Yoldaşlar, bu yazıyı sizlere gurbetin yollarında yaşadıklarımı, yüreğime çöken Diaspora Sendromu'nun karanlığını ve Anadolu'ya olan özlemimi paylaşmak için kaleme alıyorum.
Anadolu'dan kopup Hollanda'ya göç ettiğimizde, geride kalan sadece topraklar, evler ve aileler değil, aynı zamanda kimliğimizin birer parçasıydı. Yıllar boyunca bu kopuşun acısını yüreğimde taşıdım, gurbetin soğuk duvarlarına yasladım.
Hollanda'da yeni bir hayat kurmak kolay olmadı. Dominant bir toplumun içinde kendimizi var etmeye çalışırken, kimlik bunalımı ve aidiyetsizlik duygularıyla boğuştuk. Her adımda karşılaşılan önyargılar ve engeller, Diaspora Sendromu'nun pençelerini daha da sıkılaştırdı.
Birçok kez kendimi "Hollandalı mı, Türk mü, yoksa neyim?" diye sorguladım. Bu sorunun cevabını bulmak için yıllarca çabaladım. Sonunda anladım ki, bu bir "ya ya da" sorusu değildi. Ben her ikisiydim de; hem gurbetçi bir Türk, hem de Hollanda'da kök salmaya çalışan bir birey.
Yıllar geçtikçe Diaspora Sendromu'nun etkilerini daha da derinden hissettim. Her ne kadar Hollanda'da iyi bir hayat kurmuş olsam da, kalbim hala Anadolu'da atıyordu. Anadolu'nun tozlu sokaklarında koştuğum çocukluk günlerimi, ailemin sevgi dolu bakışlarını ve köyümün huzurlu atmosferini özlüyorum.

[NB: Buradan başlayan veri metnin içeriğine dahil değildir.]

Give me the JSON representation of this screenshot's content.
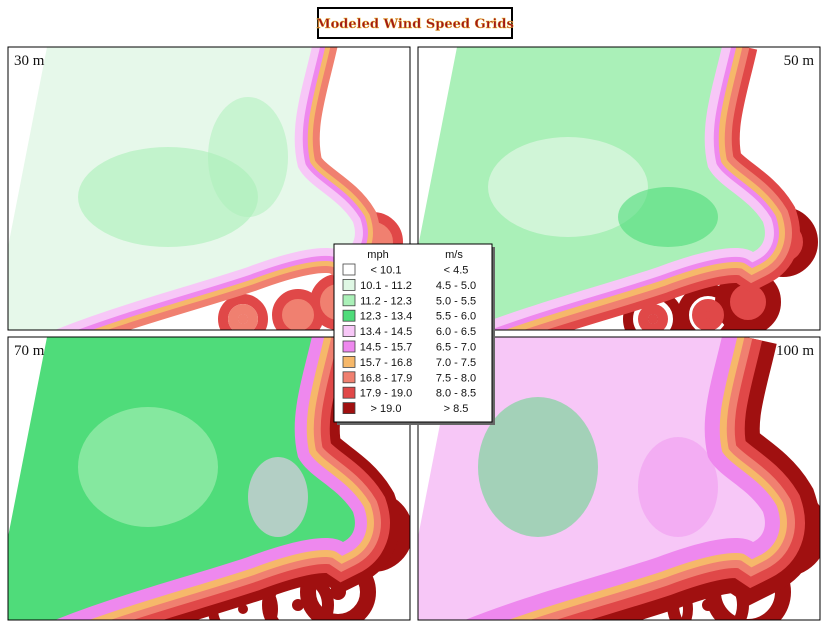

Nazım Hikmet'in Vasiyet şiirindeki gibi, ben de bir gün Anadolu toprağına gömülmeyi arzuluyorum. Belki de o zaman Diaspora Sendromu'nun pençelerinden kurtulabilecek, aradığım huzuru ve aidiyeti bulabileceğim.

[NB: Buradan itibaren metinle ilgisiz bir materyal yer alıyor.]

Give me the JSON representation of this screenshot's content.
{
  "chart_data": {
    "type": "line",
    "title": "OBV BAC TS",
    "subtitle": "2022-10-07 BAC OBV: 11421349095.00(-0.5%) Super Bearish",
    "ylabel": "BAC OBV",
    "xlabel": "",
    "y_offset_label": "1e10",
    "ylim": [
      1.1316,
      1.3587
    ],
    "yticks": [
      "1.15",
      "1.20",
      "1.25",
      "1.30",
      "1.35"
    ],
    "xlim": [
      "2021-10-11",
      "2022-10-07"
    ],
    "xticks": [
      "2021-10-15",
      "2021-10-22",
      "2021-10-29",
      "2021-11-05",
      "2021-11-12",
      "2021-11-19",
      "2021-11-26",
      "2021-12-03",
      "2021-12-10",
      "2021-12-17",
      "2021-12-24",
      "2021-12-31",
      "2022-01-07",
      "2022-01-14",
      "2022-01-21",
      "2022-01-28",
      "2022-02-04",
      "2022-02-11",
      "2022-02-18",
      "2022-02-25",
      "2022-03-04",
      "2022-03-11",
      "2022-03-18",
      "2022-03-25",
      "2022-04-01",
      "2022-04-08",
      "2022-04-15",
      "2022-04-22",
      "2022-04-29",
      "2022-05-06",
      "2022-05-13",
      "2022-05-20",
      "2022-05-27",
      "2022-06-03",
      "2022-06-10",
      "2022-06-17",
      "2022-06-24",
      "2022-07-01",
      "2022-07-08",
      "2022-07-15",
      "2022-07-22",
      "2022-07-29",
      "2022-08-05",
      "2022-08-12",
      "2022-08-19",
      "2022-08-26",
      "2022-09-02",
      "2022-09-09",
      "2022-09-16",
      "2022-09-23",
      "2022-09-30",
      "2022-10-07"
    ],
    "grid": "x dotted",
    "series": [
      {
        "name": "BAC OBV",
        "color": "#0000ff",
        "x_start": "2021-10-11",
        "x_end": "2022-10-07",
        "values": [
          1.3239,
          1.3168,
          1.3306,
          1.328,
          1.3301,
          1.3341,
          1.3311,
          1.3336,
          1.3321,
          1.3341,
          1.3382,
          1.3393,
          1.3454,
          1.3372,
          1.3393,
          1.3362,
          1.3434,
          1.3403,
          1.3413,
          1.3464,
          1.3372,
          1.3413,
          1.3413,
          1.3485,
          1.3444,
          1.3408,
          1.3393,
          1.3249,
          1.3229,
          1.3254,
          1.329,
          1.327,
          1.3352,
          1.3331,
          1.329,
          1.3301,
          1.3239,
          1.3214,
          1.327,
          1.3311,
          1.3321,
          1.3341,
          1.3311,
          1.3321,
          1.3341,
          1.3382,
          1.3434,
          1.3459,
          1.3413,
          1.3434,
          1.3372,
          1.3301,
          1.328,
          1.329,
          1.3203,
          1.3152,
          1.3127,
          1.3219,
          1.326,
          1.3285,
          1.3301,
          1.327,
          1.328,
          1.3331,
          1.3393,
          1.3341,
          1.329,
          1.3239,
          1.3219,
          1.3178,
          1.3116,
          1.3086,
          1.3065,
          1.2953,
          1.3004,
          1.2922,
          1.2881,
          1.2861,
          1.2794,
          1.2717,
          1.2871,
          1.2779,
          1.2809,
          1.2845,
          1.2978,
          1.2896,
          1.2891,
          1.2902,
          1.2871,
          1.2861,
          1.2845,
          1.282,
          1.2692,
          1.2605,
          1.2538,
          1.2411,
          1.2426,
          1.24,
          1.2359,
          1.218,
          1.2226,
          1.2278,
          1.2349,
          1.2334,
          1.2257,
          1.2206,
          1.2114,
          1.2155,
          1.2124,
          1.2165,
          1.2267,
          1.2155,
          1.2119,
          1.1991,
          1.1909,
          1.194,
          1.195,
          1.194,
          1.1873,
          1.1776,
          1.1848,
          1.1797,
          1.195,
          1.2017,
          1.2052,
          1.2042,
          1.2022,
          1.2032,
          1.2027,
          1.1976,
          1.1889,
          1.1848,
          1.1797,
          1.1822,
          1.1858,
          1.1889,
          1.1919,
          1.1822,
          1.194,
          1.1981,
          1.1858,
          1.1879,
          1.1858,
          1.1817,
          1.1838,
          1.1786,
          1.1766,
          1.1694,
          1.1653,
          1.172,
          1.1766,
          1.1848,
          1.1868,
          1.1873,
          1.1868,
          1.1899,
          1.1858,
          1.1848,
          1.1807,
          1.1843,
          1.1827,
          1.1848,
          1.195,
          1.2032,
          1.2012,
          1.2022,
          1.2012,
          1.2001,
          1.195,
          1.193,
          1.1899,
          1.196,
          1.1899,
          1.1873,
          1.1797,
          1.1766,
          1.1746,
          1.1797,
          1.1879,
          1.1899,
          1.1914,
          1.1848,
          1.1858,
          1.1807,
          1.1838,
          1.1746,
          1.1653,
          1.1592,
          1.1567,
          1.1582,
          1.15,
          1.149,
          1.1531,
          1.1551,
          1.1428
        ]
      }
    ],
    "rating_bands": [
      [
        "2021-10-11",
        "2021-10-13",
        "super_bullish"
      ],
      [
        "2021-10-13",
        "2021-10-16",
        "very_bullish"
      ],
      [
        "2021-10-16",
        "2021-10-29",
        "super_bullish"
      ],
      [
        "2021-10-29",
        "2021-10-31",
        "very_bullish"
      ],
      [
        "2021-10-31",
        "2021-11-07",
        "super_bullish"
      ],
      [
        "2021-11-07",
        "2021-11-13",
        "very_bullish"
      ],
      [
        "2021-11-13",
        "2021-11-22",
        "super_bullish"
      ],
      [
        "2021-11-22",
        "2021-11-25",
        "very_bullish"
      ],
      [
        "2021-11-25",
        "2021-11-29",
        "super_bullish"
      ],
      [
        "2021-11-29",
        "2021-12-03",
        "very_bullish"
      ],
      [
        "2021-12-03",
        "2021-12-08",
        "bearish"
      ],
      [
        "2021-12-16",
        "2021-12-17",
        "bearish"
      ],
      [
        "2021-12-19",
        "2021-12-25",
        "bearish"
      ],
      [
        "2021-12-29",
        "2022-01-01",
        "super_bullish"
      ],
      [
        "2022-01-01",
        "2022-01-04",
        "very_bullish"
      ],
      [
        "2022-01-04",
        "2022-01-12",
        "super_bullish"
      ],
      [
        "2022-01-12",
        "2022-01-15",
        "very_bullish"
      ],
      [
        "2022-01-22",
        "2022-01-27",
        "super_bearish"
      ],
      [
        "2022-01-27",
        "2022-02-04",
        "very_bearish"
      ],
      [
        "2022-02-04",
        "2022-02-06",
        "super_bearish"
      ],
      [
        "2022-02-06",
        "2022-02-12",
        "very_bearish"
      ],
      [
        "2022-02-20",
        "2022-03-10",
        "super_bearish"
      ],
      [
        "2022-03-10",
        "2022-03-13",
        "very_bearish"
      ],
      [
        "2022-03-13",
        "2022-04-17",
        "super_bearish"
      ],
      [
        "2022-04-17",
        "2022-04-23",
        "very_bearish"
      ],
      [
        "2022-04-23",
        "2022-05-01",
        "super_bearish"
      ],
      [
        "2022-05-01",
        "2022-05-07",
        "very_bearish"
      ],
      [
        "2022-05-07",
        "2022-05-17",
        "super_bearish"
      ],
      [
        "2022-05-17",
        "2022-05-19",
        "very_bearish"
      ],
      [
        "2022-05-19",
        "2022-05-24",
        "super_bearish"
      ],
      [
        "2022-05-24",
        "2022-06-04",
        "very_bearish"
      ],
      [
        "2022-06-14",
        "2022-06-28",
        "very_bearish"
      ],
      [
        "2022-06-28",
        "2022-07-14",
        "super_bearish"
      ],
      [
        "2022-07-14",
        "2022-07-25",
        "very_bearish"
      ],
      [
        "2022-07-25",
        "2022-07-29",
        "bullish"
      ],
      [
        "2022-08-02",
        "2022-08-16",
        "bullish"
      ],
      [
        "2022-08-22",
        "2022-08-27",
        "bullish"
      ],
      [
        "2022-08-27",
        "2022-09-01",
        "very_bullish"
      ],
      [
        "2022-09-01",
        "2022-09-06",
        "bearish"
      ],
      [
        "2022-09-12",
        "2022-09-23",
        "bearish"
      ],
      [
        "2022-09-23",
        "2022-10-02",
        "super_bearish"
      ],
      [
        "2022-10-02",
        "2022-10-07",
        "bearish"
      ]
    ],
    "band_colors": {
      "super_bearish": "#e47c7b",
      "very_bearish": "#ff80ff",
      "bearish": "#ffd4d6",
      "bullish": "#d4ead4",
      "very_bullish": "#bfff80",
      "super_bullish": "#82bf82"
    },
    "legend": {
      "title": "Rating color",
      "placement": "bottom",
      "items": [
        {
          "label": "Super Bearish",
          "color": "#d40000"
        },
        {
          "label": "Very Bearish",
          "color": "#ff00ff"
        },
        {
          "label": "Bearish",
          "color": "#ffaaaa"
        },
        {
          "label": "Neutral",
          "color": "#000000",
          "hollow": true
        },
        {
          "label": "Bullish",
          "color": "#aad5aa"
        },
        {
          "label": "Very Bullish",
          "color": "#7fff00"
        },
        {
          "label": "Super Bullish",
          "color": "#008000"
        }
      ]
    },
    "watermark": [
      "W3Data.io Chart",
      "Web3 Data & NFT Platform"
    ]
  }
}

Bu yazıyı sizlere Diaspora Sendromu'nun sadece benim yaşadığım bir problem olmadığını hatırlatmak için yazdım. Gurbetin yollarında yürüyen tüm Türk göçmenlerin ortak bir acısıdır bu. Birlikte mücadele ederek, bu sendromu yenebileceğimize ve anavatanımıza olan özlemimizi dindirebileceğimize inanıyorum.
Yoldaşlar, unutmayın ki bizler gurbetin cefasını çeken kahramanlarız. Her ne kadar anavatanımızdan kopmuş olsak da, kalbimizde daima Anadolu'nun ateşi yanıyor. Bir gün o ateşi yeniden kendi topraklarımızda yakacağımıza inanıyorum.